Beaucoup d’intervenants ont déploré des pratiques « coloniales » de vente directe qui empêchent l’éclosion d’un marché du livre local. Le rôle de l’État a été souligné pour l’adoption d’une législation faisant obligation aux institutions publiques à passer par des acteurs du livre nationaux, pour encadrer le prix du livre, protéger les librairies indépendantes de la compétition d’autres acteurs, et pour soutenir les écrivains face à la domination des grandes plateformes. En effet, a-t-il été souligné, il y a aujourd’hui une raréfaction de productions pour le livre car les auteurs préfèrent écrire directement pour la télévision et pour Netflix, dont les commandes sont bien plus lucratives. De même, il est nécessaire de fixer des critères de rémunération et de condition de travail justes pour les traducteurs. Dans cet atelier, le concept de discrimination positive a été avancé comme un outil central de la mise en œuvre d’un accès et d’une culture équitable.

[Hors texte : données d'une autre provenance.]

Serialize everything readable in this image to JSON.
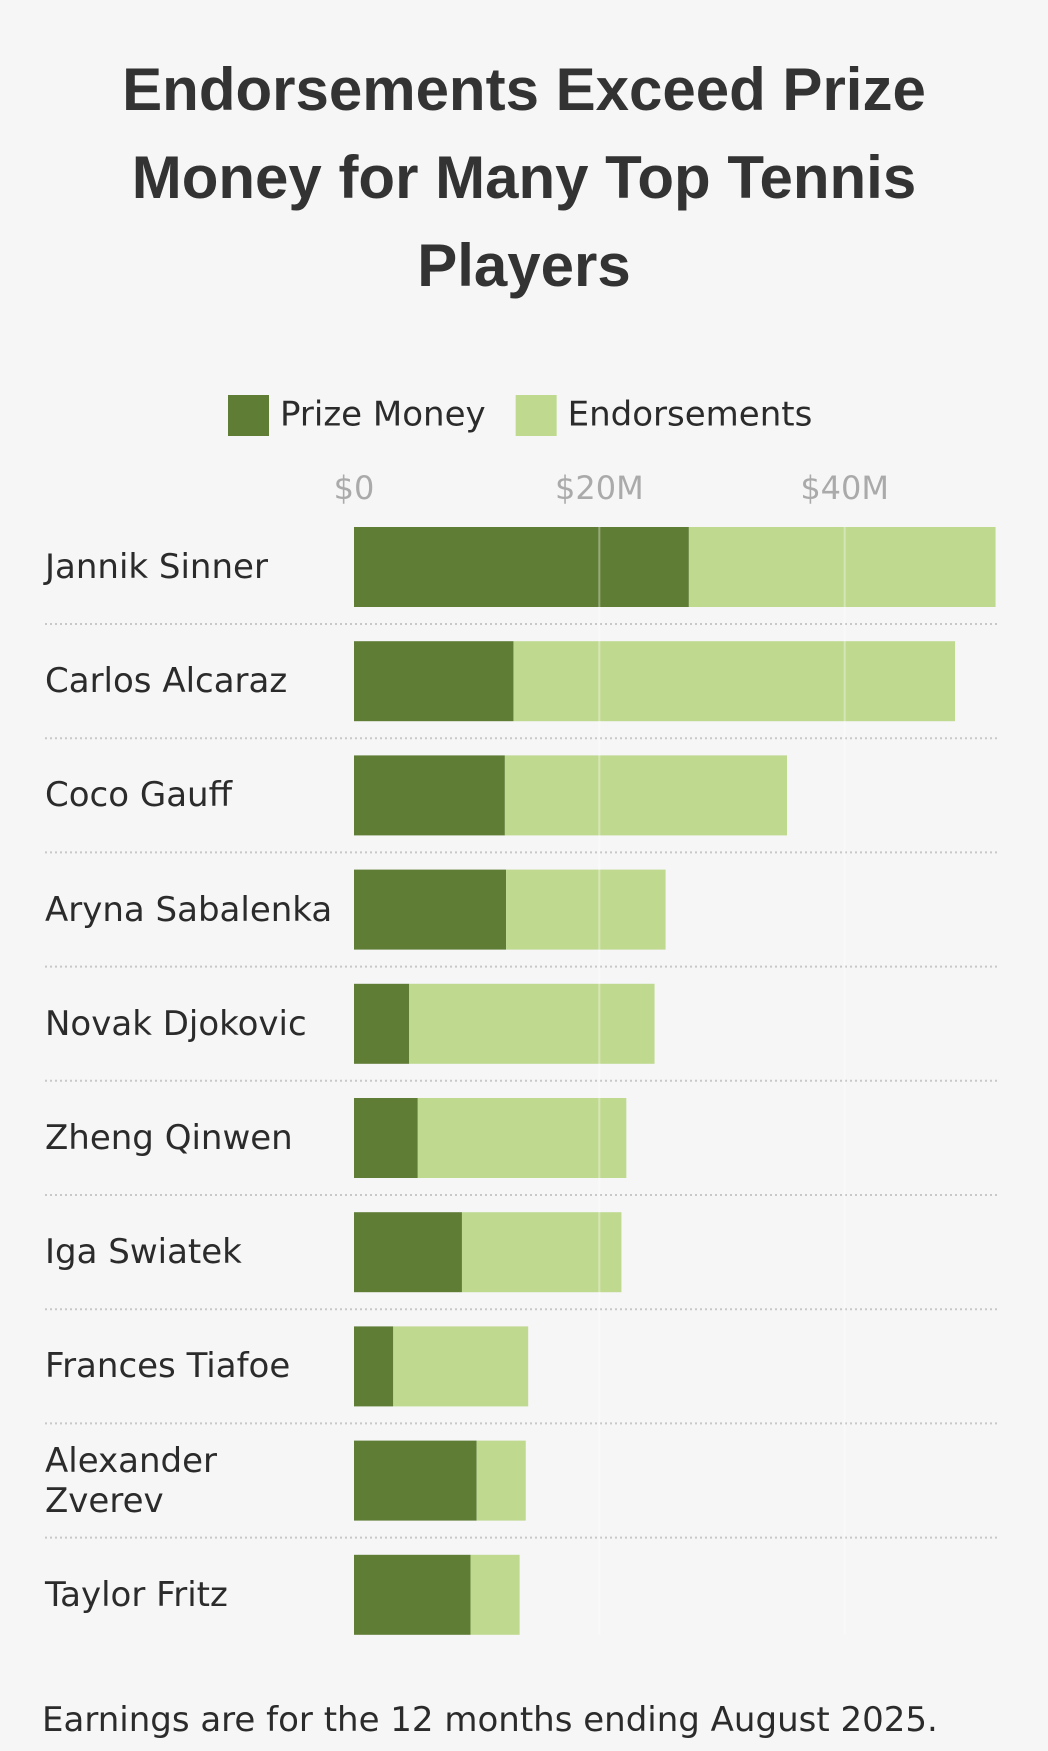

La représentante du programme des Cités de littérature de l’UNESCO a proposé de créer un label Commerce équitable du livre, analogue à celui existant pour d’autres produits (par exemple le label Bouton vert pour le textile). Ce label, qui validerait l’ensemble de la chaîne de production et de diffusion, pourrait être décerné par une institution prestigieuse, la Foire du livre de Francfort ou l’UNESCO, et donnerait lieu à la réalisation d’un catalogue. Elle appelait également à la création d’un réseau alternatif de diffusion porté par des éditeurs indépendants soutenus par les États.

La question de la traduction a été au cœur de ces ateliers, tant pour désenclaver des langues minoritaires ou minorées et contrer l’hégémonie de l’anglais, que pour favoriser l’accès à des publics locaux.